• Sonuç bulunamadı

2. KURAMSAL ÇERÇEVE İLE İLGİLİ ARAŞTIRMALAR

2.2.5. Marka Sadakatini Etkileyen Faktörler

Marka sadakati ile ilişkili faktörleri anlamak, firma yöneticilerinin marka sadakatini doğrudan etkileyen faktörleri içeren girişimler yoluyla etkili bir şekilde marka sadakatini izlemelerine ve geliştirmelerine yardımcı olabilmektedir (Lam ve diğerleri, 2004, s. 294). Çalışmanın bu bölümünde marka sadakatini etkileyen faktörlere değinilmiştir.

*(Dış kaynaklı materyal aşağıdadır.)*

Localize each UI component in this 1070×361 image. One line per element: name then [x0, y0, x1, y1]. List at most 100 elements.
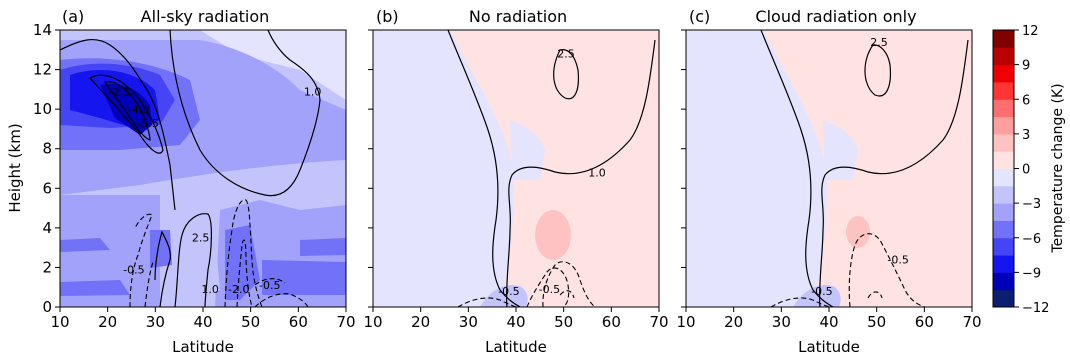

2.2.5.1. Müşteri Memnuniyeti

Müşteri memnuniyeti Kotler ve Armstorng (2014) tarafından, bir ürünün performansının bir alıcının beklentilerini ne ölçüde karşıladığı şeklinde tanımlanmıştır. Schiffman ve Kanuk’a (2007) göre müşteri memnuniyeti, bireyin ürün veya hizmetin beklentileriyle ilgili performansını algılamasıdır. Tüketici memnuniyetinin oluşması satın alınan ürün/hizmetin performansı ile ilgilidir. Ürün/hizmetin performansı tüketicinin beklentisini karşılıyorsa memnuniyet oluşabilir, karşılamıyor ise memnuniyetsizlik ortaya çıkabilir. Firmaların sadık müşteri oluşturmaları için, müşteri memnuniyeti çok büyük önem taşımaktadır. Bu

38

konuda yapılan çalışmaların çoğu, memnun müşterilerin firma ve markaya sadık olma eğilimlerinin daha fazla olduğunu göstermektedir (Kulakoğlu, 2018, s. 7).

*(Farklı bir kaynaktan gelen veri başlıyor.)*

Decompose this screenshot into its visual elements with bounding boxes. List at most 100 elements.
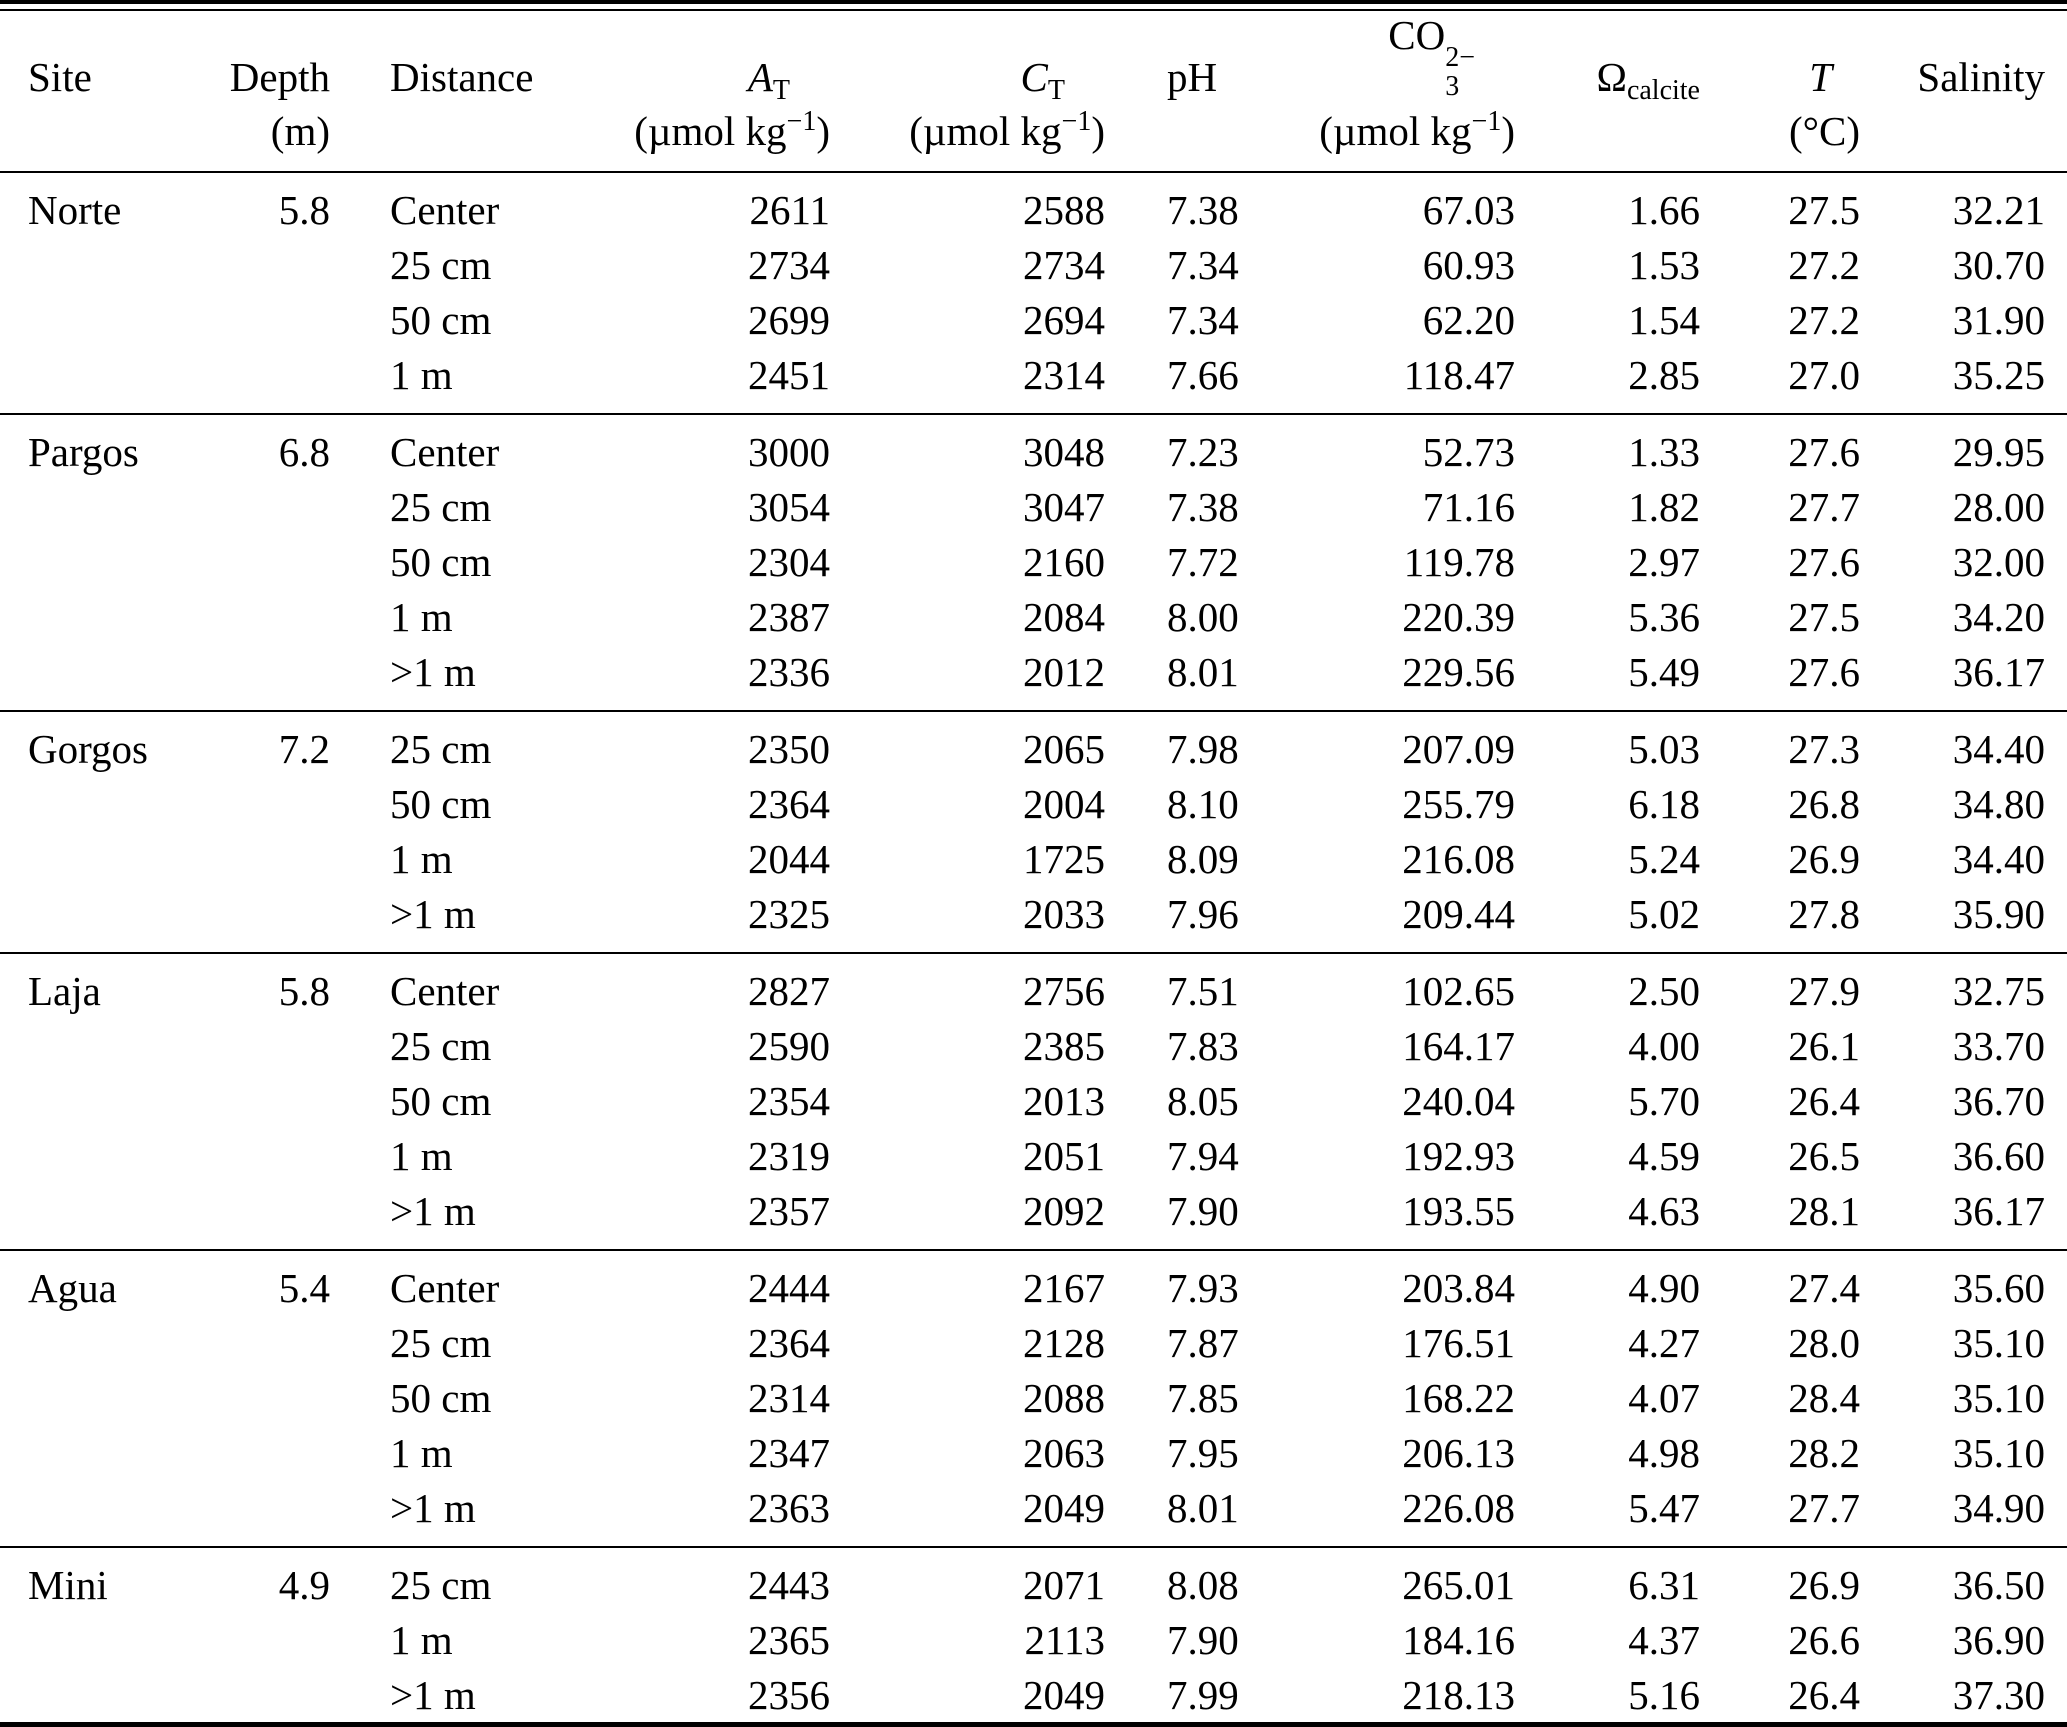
cell-omega: 4.27	[1628, 1319, 1700, 1366]
cell-co3: 119.78	[1403, 538, 1515, 585]
cell-distance: 1 m	[390, 835, 453, 882]
cell-co3: 62.20	[1422, 296, 1515, 343]
col-header-ct: CT	[830, 10, 1105, 104]
table-row: >1 m 2336 2012 8.01 229.56 5.49 27.6 36.17	[0, 644, 2067, 711]
cell-omega: 1.53	[1628, 241, 1700, 288]
cell-ph: 8.09	[1167, 835, 1239, 882]
cell-site	[0, 1315, 195, 1370]
cell-omega: 4.00	[1628, 1022, 1700, 1069]
cell-ct: 2033	[1023, 890, 1105, 937]
cell-site	[0, 776, 195, 831]
cell-ph: 8.01	[1167, 1484, 1239, 1531]
cell-site	[0, 1370, 195, 1425]
cell-salinity: 35.60	[1952, 1264, 2045, 1311]
cell-depth	[195, 1480, 330, 1547]
cell-distance: >1 m	[390, 648, 476, 695]
cell-distance: >1 m	[390, 1187, 476, 1234]
cell-at: 3000	[748, 428, 830, 475]
cell-depth: 5.8	[278, 186, 330, 233]
table-row: >1 m 2325 2033 7.96 209.44 5.02 27.8 35.90	[0, 886, 2067, 953]
cell-omega: 2.97	[1628, 538, 1700, 585]
cell-depth	[195, 1612, 330, 1667]
cell-at: 2325	[748, 890, 830, 937]
cell-depth	[195, 886, 330, 953]
col-header-ph: pH	[1167, 54, 1218, 101]
temperature-symbol: T	[1809, 54, 1832, 101]
cell-depth	[195, 237, 330, 292]
cell-t: 26.1	[1788, 1022, 1860, 1069]
cell-ph: 7.90	[1167, 1616, 1239, 1663]
cell-co3: 206.13	[1402, 1429, 1515, 1476]
cell-omega: 5.70	[1628, 1077, 1700, 1124]
cell-t: 27.6	[1788, 648, 1860, 695]
cell-depth	[195, 534, 330, 589]
unit-ct: (µmol kg−1)	[830, 101, 1105, 172]
cell-depth	[195, 1370, 330, 1425]
cell-ct: 2092	[1023, 1187, 1105, 1234]
cell-co3: 184.16	[1402, 1616, 1515, 1663]
cell-ct: 2013	[1023, 1077, 1105, 1124]
cell-distance: 1 m	[390, 1429, 453, 1476]
table-row: Pargos 6.8 Center 3000 3048 7.23 52.73 1.33 27.6…	[0, 414, 2067, 479]
site-group-pargos: Pargos 6.8 Center 3000 3048 7.23 52.73 1.33 27.6…	[0, 414, 2067, 711]
cell-site	[0, 1073, 195, 1128]
cell-co3: 240.04	[1402, 1077, 1515, 1124]
cell-t: 27.5	[1788, 186, 1860, 233]
table-row: 1 m 2347 2063 7.95 206.13 4.98 28.2 35.10	[0, 1425, 2067, 1480]
cell-depth	[195, 1073, 330, 1128]
table-header: Site Depth Distance AT CT pH CO 2− 3 Ωcalc…	[0, 10, 2067, 173]
cell-co3: 218.13	[1402, 1671, 1515, 1718]
cell-co3: 207.09	[1402, 725, 1515, 772]
cell-at: 2347	[748, 1429, 830, 1476]
cell-distance: 25 cm	[390, 1561, 492, 1608]
cell-at: 2364	[748, 780, 830, 827]
cell-t: 27.3	[1788, 725, 1860, 772]
cell-site	[0, 292, 195, 347]
cell-ph: 7.34	[1167, 241, 1239, 288]
cell-salinity: 36.60	[1952, 1132, 2045, 1179]
cell-t: 27.7	[1788, 483, 1860, 530]
cell-salinity: 30.70	[1952, 241, 2045, 288]
at-subscript: T	[772, 75, 790, 107]
cell-ph: 8.00	[1167, 593, 1239, 640]
cell-at: 2734	[748, 241, 830, 288]
col-header-temperature: T	[1700, 10, 1860, 101]
cell-depth	[195, 1018, 330, 1073]
table-row: 1 m 2387 2084 8.00 220.39 5.36 27.5 34.20	[0, 589, 2067, 644]
co3-symbol: CO	[1388, 12, 1446, 58]
cell-salinity: 32.00	[1952, 538, 2045, 585]
cell-ph: 7.72	[1167, 538, 1239, 585]
cell-site	[0, 479, 195, 534]
cell-ph: 7.34	[1167, 296, 1239, 343]
cell-t: 28.1	[1788, 1187, 1860, 1234]
cell-co3: 102.65	[1402, 967, 1515, 1014]
cell-ct: 2084	[1023, 593, 1105, 640]
cell-co3: 168.22	[1402, 1374, 1515, 1421]
cell-co3: 60.93	[1422, 241, 1515, 288]
co3-scripts: 2− 3	[1445, 44, 1475, 101]
cell-distance: >1 m	[390, 1484, 476, 1531]
unit-ct-text: (µmol kg	[909, 108, 1062, 155]
cell-at: 2590	[748, 1022, 830, 1069]
cell-distance: 1 m	[390, 593, 453, 640]
cell-distance: 1 m	[390, 1616, 453, 1663]
cell-ct: 2385	[1023, 1022, 1105, 1069]
cell-site	[0, 886, 195, 953]
cell-t: 27.6	[1788, 538, 1860, 585]
table-row: 25 cm 2590 2385 7.83 164.17 4.00 26.1 33.70	[0, 1018, 2067, 1073]
cell-co3: 176.51	[1402, 1319, 1515, 1366]
cell-salinity: 34.90	[1952, 1484, 2045, 1531]
cell-distance: Center	[390, 428, 500, 475]
cell-ct: 2588	[1023, 186, 1105, 233]
cell-site	[0, 347, 195, 414]
cell-omega: 4.90	[1628, 1264, 1700, 1311]
cell-t: 27.9	[1788, 967, 1860, 1014]
cell-ph: 7.51	[1167, 967, 1239, 1014]
cell-t: 27.2	[1788, 241, 1860, 288]
cell-depth: 7.2	[278, 725, 330, 772]
cell-distance: Center	[390, 1264, 500, 1311]
cell-depth: 4.9	[278, 1561, 330, 1608]
cell-ct: 2756	[1023, 967, 1105, 1014]
cell-distance: 1 m	[390, 1132, 453, 1179]
cell-depth	[195, 1183, 330, 1250]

Müşteriler, psikolojik ya da fizyolojik eksiklerini gidermek niyetiyle satın alım gerçekleştirmektedir. Müşterinin bir ürün veya markayı sürekli satın alması için, o ürün veya marka müşterinin beklentilerini karşılamış ve onu memnun etmiş olması gerekir (Eren ve Erge, 2012, s. 4458). Dubrovski’e (2001) göre beklentileri karşılanan ve memnun olan müşteri, ürün/marka ile ilgili olumlu düşüncelerini ve memnuniyetini çevresindeki potansiyel müşterilere iletebilir. Tam tersi durumda memnuniyeti oluşmayan müşteri de aynı şekilde memnuniyetsizliğini dile getirir ve bu da potansiyel müşterilerin o markadan uzaklaşmalarına sebep olabilir.

2.2.5.2. Güven

Güven firma ve müşteri arasındaki ilişkinin uzun vadeli olmasına, firmalar arası rekabetin artmasına ve işlem maliyetlerinin düşürülmesine olanak tanır (Doney ve Cannon, 1997, s. 35). Günümüzde hızla artan rekabet koşullarında firmalar, müşterileri ile arasında güven ortamı yaratmak ve bir bağ kurmak istemektedir. Firmalar, bu güveni yaratmak ve arttırmak için markalarını aracı olarak kullanırlar (Devrani, 2009, s. 413). Marka güveni, ‘bir markayı satın alma eğiliminden önce markaya inanma duygusudur’ (Halitoğulları, 2018, s. 18). Marka güveni, marka sadakati ile uzun vadeli bir ilişki için merkezi bir yapıdır. Bu nedenle müşteri ve marka arasında, uzun vadeli sadakat sağlayan yoldaki duygusal bağlılığa önemli bir katkıda bulunabilir. Öyleyse, bir markaya duyulan güven ne kadar yüksek olursa, müşteriler de o kadar sadık kalmaya istekli olurlar (Punniyamoorthy ve Raj, 2007, s. 225)

2.2.5.3. Algılanan Değer

Algılanan değer, satın alınan bir ürün/hizmetten sağlanan faydaya karşılık feda edilenlerin kıyaslanmasıdır. Değerlendirme, bir ürünün al ve ver bileşenlerinin karşılaştırılmasını gösterir. Algılanan değerin al bileşeni bir müşterinin, bir satıcının teklifinden elde ettiği faydalardır. Ver bileşeni ise, müşterinin teklifi almak için ödemeye razı olduğu parasal veya parasal olmayan maliyetlerinin tamamıdır (Punniyamoorthy ve Raj, 2007, s. 225).

39

Algı özneldir, bu nedenle belirli bir markanın veya ürünün algılanan değeri müşteriler arasında farklılık gösterir (Kulakoğlu, 2018, s.12). Birçok araştırmacı algılanan değerin farklı boyutlardan oluştuğu konusunda hem fikirdir. Daha önce de belirtildiği gibi bu çalışmada Sweeney ve Soutar’ın (2001) algılanan değer boyutlarına yer verilmiştir. Yapılan pek çok araştırmada algılanan değerin marka sadakatini etkilediği tespit edilmiştir. İlerleyen bölümlerde bunlara detaylı bir şekilde değinilecektir.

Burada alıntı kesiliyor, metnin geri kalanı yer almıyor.